Romani – or Rromanes, as it is called by the Romani people – is an Indo-European language whose origins can be traced to the Indian subcontinent and to Sanskrit. It is also a language used by Roma from around the world to communicate. Variants of Rromanes are spoken in almost all European countries. However, the highest numbers of Romani speakers are to be found in South-Eastern European countries such as Romania, Bulgaria and Serbia. Romani is one of the official languages of Kosovo and has been recognised in Croatia, Hungary, Romania, Sweden and Bulgaria. Although there are no reliable figures on the total number of people whose mother tongue is Romani, it is estimated that in Europe they number more than 10 million.
On 5 November 2009 a number of linguists, teachers and representatives of Romani organisations met in Zagreb to assess the health of the Romani language and to spearhead initiatives to achieve its official recognition by European states. The attendees at this event designated 5 November as International Romani Language Day and also committed themselves to strengthening the visibility of their cause.
Here in Spain, the Romani language disappeared for more than two centuries due to the pragmatic decrees that were issued against the Romani people and culture. A number of Romani language experts consider that the Great Round-up of 1749 could have been the knock-out blow, the moment when Roma may have decided to stop passing their language on to new generations in order to prevent their children from being identified as Roma and hence safeguard their freedom. The Romani language progressively mixed with Spanish, giving rise to what is known today as Caló. This Para-Romani dialect which uses Spanish grammar and Romani vocabulary is completely intelligible to Roma who are not from the Iberian Peninsula.
David Cortés, President of the Romani Association for Youth, Equality and Progress, and Pedro Casermeiro, a member of the Rromane Siklovne association, are two young people working to recover the Romani language. For more than three years, both of them have taught introductory Romani language courses at schools in Terrassa, Barcelona and Sant Adrià de Besòs. “Recovering our language is also a way of loving and being proud of our culture,” says David, who teaches in Barcelona’s La Mina district and also in Terrassa. “We have not forgotten about the period in our history when we were not allowed to speak Rromanes. This led to our language only being used in and around the home. We would like to help Romani break out of this situation and become another language amongst others in Catalonia, Europe and the world”.

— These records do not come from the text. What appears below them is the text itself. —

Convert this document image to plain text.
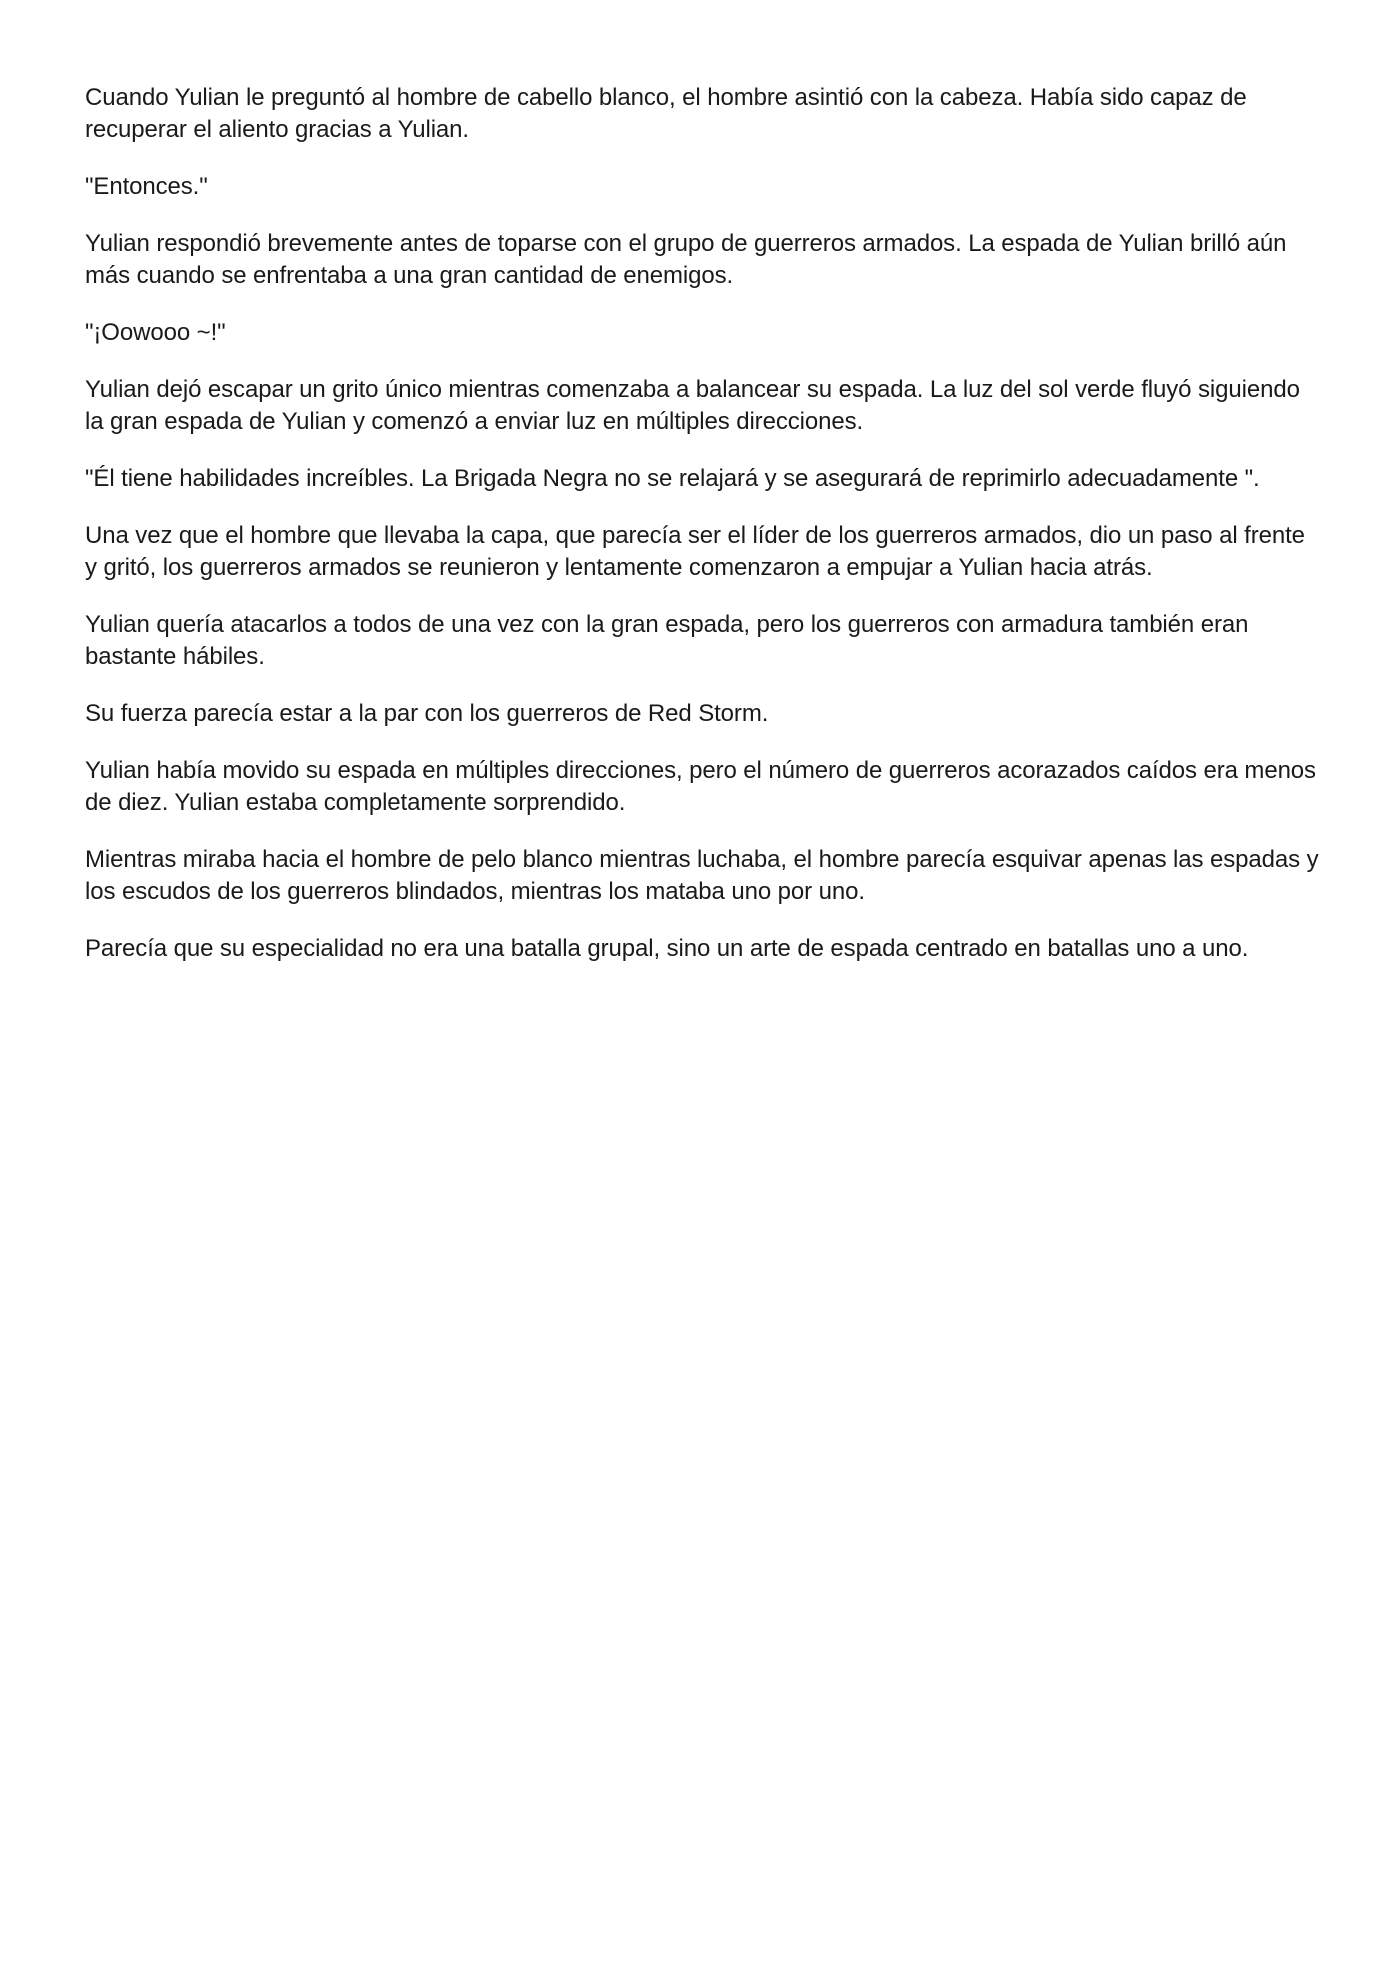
Cuando Yulian le preguntó al hombre de cabello blanco, el hombre asintió con la cabeza. Había sido capaz de recuperar el aliento gracias a Yulian.

"Entonces."

Yulian respondió brevemente antes de toparse con el grupo de guerreros armados. La espada de Yulian brilló aún más cuando se enfrentaba a una gran cantidad de enemigos.

"¡Oowooo ~!"

Yulian dejó escapar un grito único mientras comenzaba a balancear su espada. La luz del sol verde fluyó siguiendo la gran espada de Yulian y comenzó a enviar luz en múltiples direcciones.

"Él tiene habilidades increíbles. La Brigada Negra no se relajará y se asegurará de reprimirlo adecuadamente ".

Una vez que el hombre que llevaba la capa, que parecía ser el líder de los guerreros armados, dio un paso al frente y gritó, los guerreros armados se reunieron y lentamente comenzaron a empujar a Yulian hacia atrás.

Yulian quería atacarlos a todos de una vez con la gran espada, pero los guerreros con armadura también eran bastante hábiles.

Su fuerza parecía estar a la par con los guerreros de Red Storm.

Yulian había movido su espada en múltiples direcciones, pero el número de guerreros acorazados caídos era menos de diez. Yulian estaba completamente sorprendido.

Mientras miraba hacia el hombre de pelo blanco mientras luchaba, el hombre parecía esquivar apenas las espadas y los escudos de los guerreros blindados, mientras los mataba uno por uno.

Parecía que su especialidad no era una batalla grupal, sino un arte de espada centrado en batallas uno a uno.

Through the first Comprehensive Plan for the Roma People in Catalonia (2005 – 2008), the Catalan Government, together with Romani associations, took the first steps towards recovering the Romani language. Around that time a trainer’s training programme began in which Catalan Roma were taught Romani, with the idea of having these same students later teach the language to others. The programme was run for more than five years, and now some of its students are teaching Romani in a number of local districts throughout Catalonia.
“Caló is spoken less and less. Many children can hardly speak a word”, according to Pedro Casermeiro, a Rromanes teacher in Barcelona’s Bon Pastor district. “It is being absolutely lost. When you speak to young children they know very little Caló. We try to tell them that Romani is the common language of Roma throughout the world so that they will see it as something natural and be more open to learning it. We also tell them that Romani is just as much a language as are English and French, and that it has its own grammar and spelling, unlike Caló”.
Pedro’s interest in learning the Romani language goes back to a trip he took abroad where he met Roma from several European countries. “I remember a Macedonian Rom asking me, ‘If you’re a Rom, why don’t you speak Romani?’ What’s more, I saw that most Roma there were speaking in Romani, yet in order to speak to me they had to switch to English. This got me thinking, and that’s when I decided to learn Romani”.
The current arrival of Roma from Eastern Europe who have Romani as their first language is generating increased interest amongst Spanish Roma about the old Romani language. Sejad Cizmic, a young Roma of Italian-Croatian origin who lives in Barcelona and whose mother is a native speaker of Rromanes, regrets that Spanish Roma have lost something as idiosyncratic as their mother tongue, and that they do not do more to bring it back. He also told us what being able to speak Rromanes means to him: “Our language is a reflection of our Romani identity. It is not a question of feeling more or less Roma than anybody else, but it is something that belongs to us and that we must not allow to be lost”.
The current objective of the organisations that David Cortés and Pedro Casermeiro represent is no longer just to promote the Romani language amongst other Roma, but to raise awareness about it in the general society. They would also like to make the recovery of our ancestral language an act of historical justice, and a way to undo one of the largest cultural amputations that can be inflicted on a people, that of the kidnapping of their language.